Panel 6 – Die Zukunftsorientierung des internationalen Rechts


Sué González Hauck


Unterrichtsassistentin für Völkerrecht, Universität St. Gallen

Sué González Hauck ist Doktorandin an der Universität St. Gallen, wo sie 2013 bis 2016 als Wissenschaftliche Assistentin am Lehrstuhl von Prof. Dr. Bardo Fassbender tätig war. Sie studierte Rechtswissenschaften in Heidelberg und Strasbourg und legte im Jahr 2012 die Erste Juristische Prüfung ab. Der Arbeitstitel ihrer Dissertation lautet “The concept of a legal system in the interpretation of international law”. Zu ihren Veröffentlichungen gehören “Normenkonflikte als Optimierungsprobleme? Kritik am Einsatz des Verhältnismäßigkeitsprinzips als Mittel zur Harmonisierung des Völkerrechts” (in: Baade/Ehricht/Fink/Frau/Mödlner/Risini/Stirner (Hrsg.), Verhältnismäßigkeit im Völkerrecht, Mohr Siebeck, 2016) und, gemeinsam mit Tatjana Chionos, “Städtenetzwerke zur Krisenbewältigung – Neue Völkerrechtsakteure als Herausforderung der konstitutionellen Idee” (in: Bauerschmidt/Fassbender/Müller/Siehr/Unseld (Hrsg.), Konstitutionalisierung in Zeiten globaler Krisen, Nomos, 2015).

Die Idee des Fortschritts in der Debatte um die Beschränkung des Veto-Rechts

Seit etwa 25 Jahren wird intensiv über eine Reform des UN-Sicherheitsrats und des Veto-Rechts der ständigen Mitglieder diskutiert. Initiativen, die sich für eine informelle Beschränkung des Veto-Rechts in Fällen humanitärer Krisen aussprechen, haben in den letzten Jahren breiten Zuspruch gewonnen. Die Rede ist insbesondere von einer Initiative Frankreichs und Mexikos, die vorsieht, dass sich die ständigen Mitglieder freiwillig verpflichten, von dem Veto-Recht in Fällen von Völkermord, Verbrechen gegen die Menschlichkeit und massiven Menschenrechtsverletzungen keinen Gebrauch zu machen. Einen ähnlichen Ansatz verfolgt auch der von der sogenannten „Accountability, Coherence, and Transparency“ Gruppe verabschiedete „Code of Conduct“.

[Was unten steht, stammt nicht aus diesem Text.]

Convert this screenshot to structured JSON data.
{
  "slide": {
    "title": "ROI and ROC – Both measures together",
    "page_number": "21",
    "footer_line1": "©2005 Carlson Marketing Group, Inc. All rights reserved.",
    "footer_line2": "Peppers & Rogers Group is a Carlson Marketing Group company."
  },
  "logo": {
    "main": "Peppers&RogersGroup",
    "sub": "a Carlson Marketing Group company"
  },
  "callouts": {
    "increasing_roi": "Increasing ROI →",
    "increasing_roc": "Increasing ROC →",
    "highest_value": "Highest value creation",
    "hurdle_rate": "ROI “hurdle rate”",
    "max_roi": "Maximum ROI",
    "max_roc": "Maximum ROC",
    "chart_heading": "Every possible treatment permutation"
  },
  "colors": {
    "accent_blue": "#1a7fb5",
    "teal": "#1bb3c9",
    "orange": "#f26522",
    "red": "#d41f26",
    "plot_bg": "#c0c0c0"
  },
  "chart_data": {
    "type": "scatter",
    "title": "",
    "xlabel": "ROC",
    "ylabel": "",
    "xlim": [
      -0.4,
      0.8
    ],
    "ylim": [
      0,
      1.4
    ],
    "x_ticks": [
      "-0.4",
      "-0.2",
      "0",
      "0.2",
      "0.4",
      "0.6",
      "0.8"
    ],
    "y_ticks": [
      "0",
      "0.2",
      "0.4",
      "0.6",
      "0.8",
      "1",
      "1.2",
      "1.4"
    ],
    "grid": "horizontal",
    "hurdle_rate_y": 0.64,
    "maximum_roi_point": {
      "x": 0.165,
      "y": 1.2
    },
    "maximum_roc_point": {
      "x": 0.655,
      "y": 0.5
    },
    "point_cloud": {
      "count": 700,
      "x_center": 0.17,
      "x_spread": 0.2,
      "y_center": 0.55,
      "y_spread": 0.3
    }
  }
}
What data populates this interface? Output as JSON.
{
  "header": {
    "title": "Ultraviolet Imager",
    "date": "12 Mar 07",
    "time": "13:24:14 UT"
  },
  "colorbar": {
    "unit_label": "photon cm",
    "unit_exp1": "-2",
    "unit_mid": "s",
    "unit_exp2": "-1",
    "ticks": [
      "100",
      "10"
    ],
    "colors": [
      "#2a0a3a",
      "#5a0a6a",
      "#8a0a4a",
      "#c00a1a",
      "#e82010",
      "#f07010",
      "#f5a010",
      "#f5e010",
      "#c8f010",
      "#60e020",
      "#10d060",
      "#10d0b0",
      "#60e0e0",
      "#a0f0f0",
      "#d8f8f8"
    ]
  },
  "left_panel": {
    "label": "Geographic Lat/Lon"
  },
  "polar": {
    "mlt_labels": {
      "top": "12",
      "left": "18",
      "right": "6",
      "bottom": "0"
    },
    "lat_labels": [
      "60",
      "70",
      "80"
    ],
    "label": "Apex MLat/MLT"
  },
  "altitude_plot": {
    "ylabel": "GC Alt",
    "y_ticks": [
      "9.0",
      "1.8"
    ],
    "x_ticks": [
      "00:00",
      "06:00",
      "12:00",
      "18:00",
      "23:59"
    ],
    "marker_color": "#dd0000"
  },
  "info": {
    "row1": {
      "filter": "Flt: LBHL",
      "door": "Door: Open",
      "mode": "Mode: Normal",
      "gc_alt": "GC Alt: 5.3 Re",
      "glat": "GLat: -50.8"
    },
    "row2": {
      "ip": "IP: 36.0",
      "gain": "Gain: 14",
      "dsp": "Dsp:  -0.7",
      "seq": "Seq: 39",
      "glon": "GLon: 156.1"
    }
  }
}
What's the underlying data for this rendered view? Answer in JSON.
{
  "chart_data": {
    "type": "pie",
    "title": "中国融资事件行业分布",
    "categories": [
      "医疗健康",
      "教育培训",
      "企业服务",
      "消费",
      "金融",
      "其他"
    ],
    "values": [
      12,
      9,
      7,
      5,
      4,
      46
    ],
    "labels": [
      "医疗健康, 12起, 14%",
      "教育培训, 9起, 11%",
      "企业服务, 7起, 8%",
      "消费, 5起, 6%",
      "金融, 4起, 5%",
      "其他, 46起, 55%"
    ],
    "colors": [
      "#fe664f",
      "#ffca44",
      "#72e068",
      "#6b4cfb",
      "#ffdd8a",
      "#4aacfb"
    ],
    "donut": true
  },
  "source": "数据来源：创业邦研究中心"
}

Ziel des vorgeschlagenen Beitrags ist eine Analyse dieser Initiativen unter dem Gesichtspunkt der Idee des Fortschritts als Argumentationsfigur. Diese Analyse basiert im Wesentlichen auf den Ausführungen von Altwicker und Diggelmann, die sich mit der Konstruktion des Fortschritts in der Völkerrechtswissenschaft auseinandergesetzt haben. Altwicker und Diggelmann identifizieren vier akzeptierte Techniken, mit denen sich Argumente über Fortschritt im Völkerrecht und Fortschritt durch Völkerrecht erfolgreich vorbringen lassen.

Der vorgeschlagene Beitrag legt diese Erkenntnisse zu Grunde und soll darauf aufbauend zwei Hauptthesen plausibilisieren: Erstens lässt sich der (relative) Erfolg von Initiativen, die auf eine informelle Beschränkung des Veto-Rechts in Fällen humanitärer Krisen abzielen, teilweise damit erklären, dass diese Initiativen anerkannte Techniken einsetzen, mit denen sie sich als fortschrittlich positionieren können. Zweitens ist zu erwarten, dass die genannten Initiativen Einfluss ausüben werden auf die Auslegung des Art. 27 UN Charta.

Der vorgeschlagene Beitrag gliedert sich in drei Teile.

Der erste Teil gibt einen kurzen Überblick über verschiedene Vorschläge für eine Reform des Veto-Rechts, über die Argumente, mit denen für die jeweiligen Vorschläge geworben wird und über die Resonanz, die verschiedene Vorschläge erhalten haben. Es wird aufgezeigt, dass Vorschläge, die eine informelle und wertebasierte Beschränkung des Veto-Rechts zum Ziel haben, auf breite und positive Resonanz gestoßen sind, während das anderen Vorschlägen nicht gelingen konnte.

Der zweite Teil zeigt auf, dass sich diese erfolgreichen Initiativen auf alle von Altwicker und Diggelmann genannten Techniken zur Konstruktion von Fortschritt stützen können, nämlich (i) aufsteigende Periodisierung, (ii) Nachweis zunehmender Werteorientierung des Völkerrechts, (iii) ‚trend-talk‘ und (iv) Aufzeigen von Paradigmenwandeln. Es soll dabei auch plausibilisiert werden, dass es neben anderen Faktoren auch diese Techniken sind, die den Initiativen zu Erfolg verholfen haben und weiterhin verhelfen.

Der dritte Teil befasst sich näher mit Interpretationstechniken, die an die Idee des Fortschritts anknüpfen. Im Zentrum stehen dabei die dynamische Auslegung und die Auslegung der UN-Charta als Verfassung der internationalen Gemeinschaft. Ziel ist es aufzuzeigen, wie die Initiativen, die eigentlich eine freiwillige Selbstbeschränkung der ständigen Mitglieder zum Gegenstand haben, die Auslegung des Art. 27 UN-Charta beeinflussen und so zu rechtlicher Verbindlichkeit gelangen können.